Samstag, 07.19 Uhr: Der CDU-Politiker Friedrich Merz hat die vom Bund zugesagte Aufnahme von gut 1500 Flüchtlingen von den griechischen Inseln begrüßt. "So lange es in Europa keinen funktionierenden Verteilmechanismus gibt, kann Deutschland einen Teil der anerkannten Flüchtlinge aufnehmen. Das überfordert uns nun wirklich nicht", sagte Merz, der auf dem Parteitag im Dezember für den CDU-Vorsitz kandidieren will, dem Redaktionsnetzwerk Deutschland (Samstagsausgabe).

dpa/Rolf Vennenbernd/dpaFriedrich Merz (CDU)




Merz kritisierte die Bundesländer und Bürgermeister, die nach dem Brand des Flüchtlingslagers Moria auf der griechischen Insel Lesbos die Aufnahme von Flüchtlingen angeboten hatten. "Es kann nicht jedes Bundesland oder jeder Bürgermeister seine eigene Asyl- und Einwanderungspolitik machen", sagte er. "Denn die Kosten der Unterbringung wollen sie dann trotzdem alle vom Bund erstattet bekommen."

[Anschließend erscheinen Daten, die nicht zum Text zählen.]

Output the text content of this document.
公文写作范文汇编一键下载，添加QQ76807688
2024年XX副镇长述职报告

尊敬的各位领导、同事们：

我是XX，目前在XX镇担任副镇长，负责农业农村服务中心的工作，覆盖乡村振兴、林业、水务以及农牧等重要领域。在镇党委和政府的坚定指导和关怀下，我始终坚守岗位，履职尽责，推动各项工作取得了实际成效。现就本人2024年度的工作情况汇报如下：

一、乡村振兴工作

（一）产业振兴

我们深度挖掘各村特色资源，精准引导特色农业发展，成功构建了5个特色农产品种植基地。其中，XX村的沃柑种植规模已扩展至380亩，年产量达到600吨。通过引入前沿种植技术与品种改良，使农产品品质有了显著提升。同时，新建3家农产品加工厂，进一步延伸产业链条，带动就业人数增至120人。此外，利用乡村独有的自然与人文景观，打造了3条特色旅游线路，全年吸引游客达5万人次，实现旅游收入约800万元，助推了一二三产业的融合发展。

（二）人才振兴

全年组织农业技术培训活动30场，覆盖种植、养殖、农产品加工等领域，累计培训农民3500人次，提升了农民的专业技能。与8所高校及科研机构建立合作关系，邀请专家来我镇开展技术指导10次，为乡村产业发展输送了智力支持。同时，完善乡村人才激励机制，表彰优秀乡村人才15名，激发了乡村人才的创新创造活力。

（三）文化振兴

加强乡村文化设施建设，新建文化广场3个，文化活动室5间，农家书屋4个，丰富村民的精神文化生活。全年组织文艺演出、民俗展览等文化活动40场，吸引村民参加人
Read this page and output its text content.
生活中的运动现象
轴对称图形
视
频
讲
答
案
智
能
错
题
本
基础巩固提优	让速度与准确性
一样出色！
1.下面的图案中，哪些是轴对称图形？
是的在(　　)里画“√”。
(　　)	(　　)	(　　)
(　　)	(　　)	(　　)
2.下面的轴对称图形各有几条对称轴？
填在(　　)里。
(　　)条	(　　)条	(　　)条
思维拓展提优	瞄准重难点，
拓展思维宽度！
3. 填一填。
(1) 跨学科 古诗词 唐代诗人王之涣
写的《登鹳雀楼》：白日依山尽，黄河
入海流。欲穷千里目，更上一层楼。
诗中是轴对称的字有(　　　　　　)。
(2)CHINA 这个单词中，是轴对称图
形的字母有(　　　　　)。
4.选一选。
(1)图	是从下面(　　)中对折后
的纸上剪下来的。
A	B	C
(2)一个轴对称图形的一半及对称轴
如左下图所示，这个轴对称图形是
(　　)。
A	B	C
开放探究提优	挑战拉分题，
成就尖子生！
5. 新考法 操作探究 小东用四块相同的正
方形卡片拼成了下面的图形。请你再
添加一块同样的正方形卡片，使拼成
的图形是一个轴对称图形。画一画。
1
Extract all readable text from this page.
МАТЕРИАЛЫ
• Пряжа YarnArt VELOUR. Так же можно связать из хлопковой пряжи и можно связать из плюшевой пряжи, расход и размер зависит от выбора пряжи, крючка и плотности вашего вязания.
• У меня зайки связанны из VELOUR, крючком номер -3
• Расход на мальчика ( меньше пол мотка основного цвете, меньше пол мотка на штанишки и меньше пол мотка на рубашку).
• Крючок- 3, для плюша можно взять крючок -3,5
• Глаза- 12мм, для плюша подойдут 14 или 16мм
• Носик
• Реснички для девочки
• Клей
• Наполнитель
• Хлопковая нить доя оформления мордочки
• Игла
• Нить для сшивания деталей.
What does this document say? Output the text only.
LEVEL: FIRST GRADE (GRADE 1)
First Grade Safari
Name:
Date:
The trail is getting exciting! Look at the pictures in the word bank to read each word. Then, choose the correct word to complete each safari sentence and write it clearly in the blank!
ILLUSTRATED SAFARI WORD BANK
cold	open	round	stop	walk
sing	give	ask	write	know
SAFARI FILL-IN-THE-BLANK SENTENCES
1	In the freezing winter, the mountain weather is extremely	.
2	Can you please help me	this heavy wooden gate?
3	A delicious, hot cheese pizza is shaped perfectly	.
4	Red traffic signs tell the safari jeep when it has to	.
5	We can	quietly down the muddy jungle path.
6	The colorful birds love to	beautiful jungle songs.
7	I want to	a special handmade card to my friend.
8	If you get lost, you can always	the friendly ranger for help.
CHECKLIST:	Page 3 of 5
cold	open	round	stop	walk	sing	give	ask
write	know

Wichtig sei die menschenwürdige Unterbringung in der EU. Dies sei auch an den Außengrenzen der EU möglich. Die Lehre aus der Flüchtlingskrise von 2015 sei, dass Regeln eingehalten werden müssten. Wer sogar die Aufnahme aller Flüchtlinge fordere, plädiere dafür, die Dublin-Verordnung, wonach Asylanträge im ersten Aufnahmeland gestellt werden müssen, außer Kraft zu setzen, erklärte Merz.
Um 17 Uhr schickte Scholz eine SMS: Wie es zu Merkels Moria-Deal kam

17.14 Uhr: Nach den Bränden im Flüchtlingslager Moria hatte die Bundesregierung am Dienstag entschieden, zusätzlich 408 Familien, insgesamt 1553 Menschen, von den griechischen Inseln aufzunehmen, die bereits als Flüchtlinge anerkannt sind.

Dass Bundeskanzlerin Angela Merkel das Thema wichtig ist, wurde bereits in mehreren internen Sitzungen Anfang der Woche deutlich. Merkel soll aufgebracht gewesen sein: „Die Wahrheit ist: Wir wussten alle, dass auf den griechischen Inseln sehr unhaltbare Zustände sind“, sagte Merkel am Dienstag Teilnehmern zufolge in der Sitzung der Unionsfraktion im Bundestag. Wenn Experten des UN-Flüchtlingshilfswerks UNHCR sagten, dass sie selten auf der Welt so ein Flüchtlingslager wie Moria gesehen hätten, „dann ist das kein Zeichen für Europas Werte und für Europas Handlungsfähigkeit“.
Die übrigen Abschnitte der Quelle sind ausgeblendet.